Le jour où Tuva Hansen a tout oublié, sauf son envie de gagner

Sur les terrains, Tuva Hansen incarne la rigueur, l’énergie et le leadership. Mais derrière le sourire, la Norvégienne de 27 ans cache une blessure invisible : un passé dont elle ne garde presque aucun souvenir.

Un choc et tout s’efface

Tout bascule en 2013. Lors d’un match avec la sélection nationale U17, Hansen, alors âgée de 15 ans, subit un violent choc à la tête. Elle s’effondre puis perd connaissance. Le staff médical craint une fracture du crâne. Finalement, ce n’est « que » une commotion cérébrale, mais ses conséquences seront autrement plus profondes. Peu à peu, Tuva se rend compte qu’elle ne se souvient plus de son enfance. Les anniversaires, les vacances, les moments avec sa famille, tout a disparu. Même ses premiers pas dans le football – là où d’autres évoquent avec émotion leurs premiers contrats ou leurs débuts en club – ne lui reviennent plus.

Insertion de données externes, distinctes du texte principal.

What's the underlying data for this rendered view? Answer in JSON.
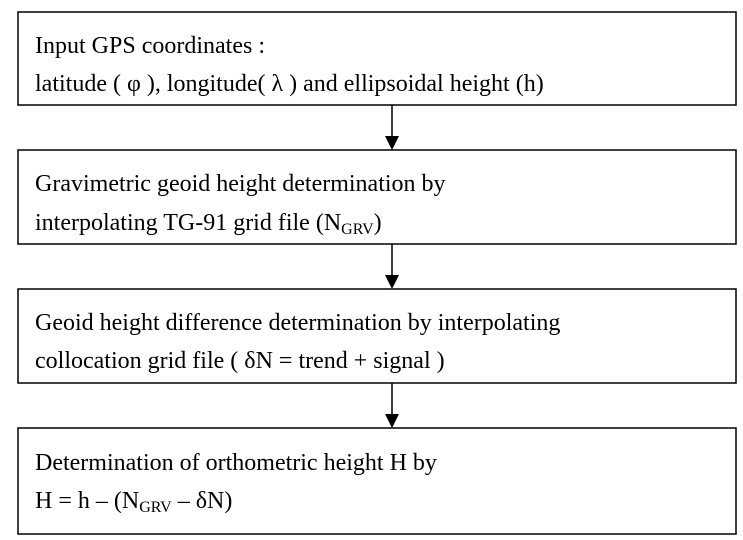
{
  "nodes": [
    {
      "lines": [
        [
          "Input GPS coordinates :"
        ],
        [
          "latitude ( φ ), longitude( λ ) and ellipsoidal height (h)"
        ]
      ]
    },
    {
      "lines": [
        [
          "Gravimetric geoid height determination by"
        ],
        [
          "interpolating TG-91 grid file (N",
          "GRV",
          ")"
        ]
      ]
    },
    {
      "lines": [
        [
          "Geoid height difference determination by interpolating"
        ],
        [
          "collocation grid file ( δN = trend + signal )"
        ]
      ]
    },
    {
      "lines": [
        [
          "Determination of orthometric height H by"
        ],
        [
          "H = h – (N",
          "GRV",
          " – δN)"
        ]
      ]
    }
  ]
}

« Je ne me souviens pas de mon enfance. Pas de mes anniversaires, pas de mes vacances. C’est comme si ma vie avait commencé après l’accident », confie-t-elle dans un entretien accordé à NRK. Une amnésie rétrograde, silencieuse mais durable, s’est installée. Pendant des mois, elle se heurte à ce vide : elle voit des photos, des vidéos, écoute des récits, mais ne reconnaît pas l’enfant qu’on lui montre. Elle explique aujourd’hui devoir parfois apprendre sa propre vie à travers les souvenirs de ses proches. Comme si tout ce qu’elle avait vécu avant ses 15 ans appartenait à quelqu’un d’autre.

Cette perte d’ancrage dans son propre passé la pousse à se redéfinir. « J’ai dû me recréer une identité », explique-t-elle. Une introspection rare, forcée, chez une adolescente en pleine ascension sportive. Mais surtout, dans un monde du football où la performance laisse peu de place à la fragilité. Cette faille devient paradoxalement un socle. Le terrain devient un refuge, le cadre dans lequel elle peut progresser sans avoir besoin d’un passé. C’est par l’entraînement, la répétition, l’engagement qu’elle se reconstruit.

Un secret bien caché

Hansen gravira les échelons sans jamais évoquer publiquement son amnésie. Elle joue pour Klepp, Arna-Bjørnar, puis Brann, où elle devient capitaine. Elle est sélectionnée régulièrement en équipe nationale, participe à l’Euro et à la Coupe du monde, tout en portant désormais les couleurs du Bayern Munich. En Allemagne, elle s’impose comme une joueuse clé, capable d’évoluer à tous les postes de la défense. Malgré les titres et les responsabilités, elle continue de vivre avec cette absence. Ce n’est que récemment qu’elle a choisi d’en parler publiquement, pour montrer que cette faille n’est pas une faiblesse.

Aujourd’hui encore, certaines fonctions cognitives sont impactées. Elle dit avoir du mal à retenir des informations sur le long terme, comme pour ses révisions. Elle qui suit des études d’ergothérapeute. Mais elle ne souffre pas de séquelles physiques majeures. Elle n’a pas peur que cela recommence. « Je n’ai pas peur que ça m’arrive encore. J’ai appris à vivre avec. » Une phrase simple, mais qui résume l’état d’esprit d’une joueuse qui a bâti sa carrière en vivant pleinement dans le présent.

Elle admet que ce vide la pousse parfois à s’interroger : qui serait-elle si elle n’avait pas vécu ce choc ? Aurait-elle eu la même force mentale, la même capacité à se surpasser ? Peut-être pas. Elle ne se cherche pas d’excuses, elle ne dramatise pas. Mais elle sait que cet accident a façonné sa carrière d’une manière que personne ne peut vraiment comprendre.

Ses coéquipières ne sont pas toutes au courant de son histoire. Même l’entraîneuse de la sélection norvégienne, Gemma Grainger, a confié à NRK qu’elle ignorait tout de cette perte de mémoire. Hansen n’en fait pas une revendication, encore moins une excuse. Elle considère sa situation comme un fait. Et elle avance.

Si elle a perdu ses souvenirs, elle a gagné une autre forme de lucidité. Elle voit désormais chaque match comme une chance d’écrire sa propre histoire. À sa façon. Sans passé, mais avec une force que peu possèdent.